In the last two years, he brought three information ministers Fawad Chaudhry, Dr Firdous Ashiq Awan and now the combination of Shibli Faraz as full minister and Lt Gen Asim Saleem Bajwa (retd) as special assistant on information. But things are going from bad to worst.
Instead of making things better and allowing media ‘freedom’ it was brought under pressure through various means. Pakistan’s two most powerful media houses Jang and Dawn became its prime target.
Arrest of Jang/Geo Editor-in-Chief Mir Shakil-ur-Rahman is a classical example of exerting pressure on the independent policy of the group. He had been in the NAB custody and now in prison for the past four months.
Hurdles were created to entertain his path to justice despite it being a 34 years old plot case which is at best a civil matter, nothing to do with NAB. There is no reason to think that there is some persecution going on for which why the Jang/Geo Editor-in-Chief is arrested for almost five months, though nothing has been proven against him, let alone trial properly even started.
Jang and Geo also faced hardship when their advertisements were blocked and so was the case of Dawn. Geo was also pushed to later numbers and only got relief when it challenged Pemra’s action in the court.
The latest is the warning from Pemra to the country’s most popular host Shahzeb Khanzada, who hosts a top rated show ‘Aaj Shahzeb Khanzada kay Saath’. Surprisingly, he was warned for criticising the NAB chairman and could be charged with sedition.

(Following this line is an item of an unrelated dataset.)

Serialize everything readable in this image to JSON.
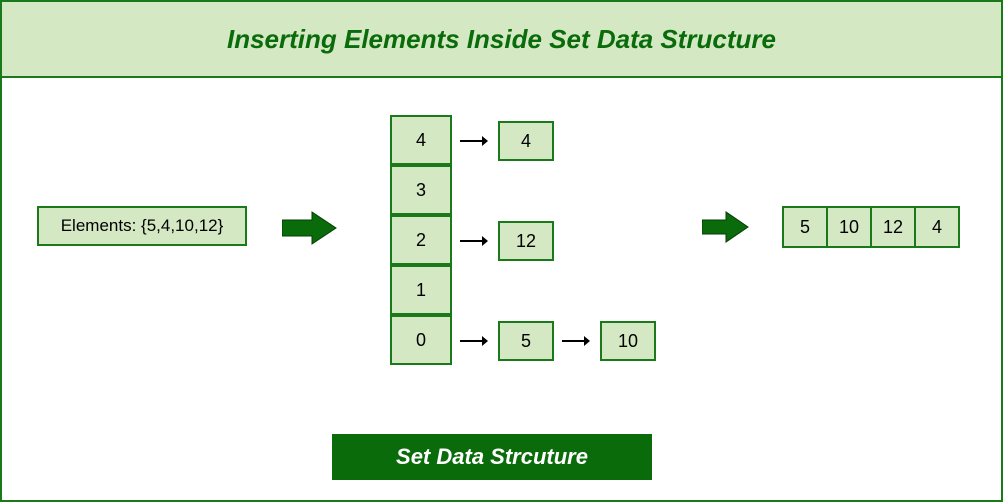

In the last two years, Pemra had issued hundreds of notices to different channels but never an anchorperson been warned of sedition.
The story has not ended here as pressure also mounted on some other channels because of their critical views. From Talat Hussain to Najam Sethi and from Matiullah Jan to Umar Cheema or Ahmad Noorani, there is a list of journalists and anchors ‘disliked both in government and other circles’.
The Supreme Court judgment on the bail of Kh Saad Rafiq and Salman Rafiq’s case should be seen as ‘eye opener’ as it set the basic principle of justice. There are still many behind bars without charges. A person is innocent unless proven guilty. It’s the other way round in Pakistan.
It is high time that all media houses and journalist bodies wake up like they woke up in Matiullah Jan’s case to defend the freedom of the press and for the protection of journalists and for their welfare.
The writer is a senior columnist and analyst at Geo, Jang and The News.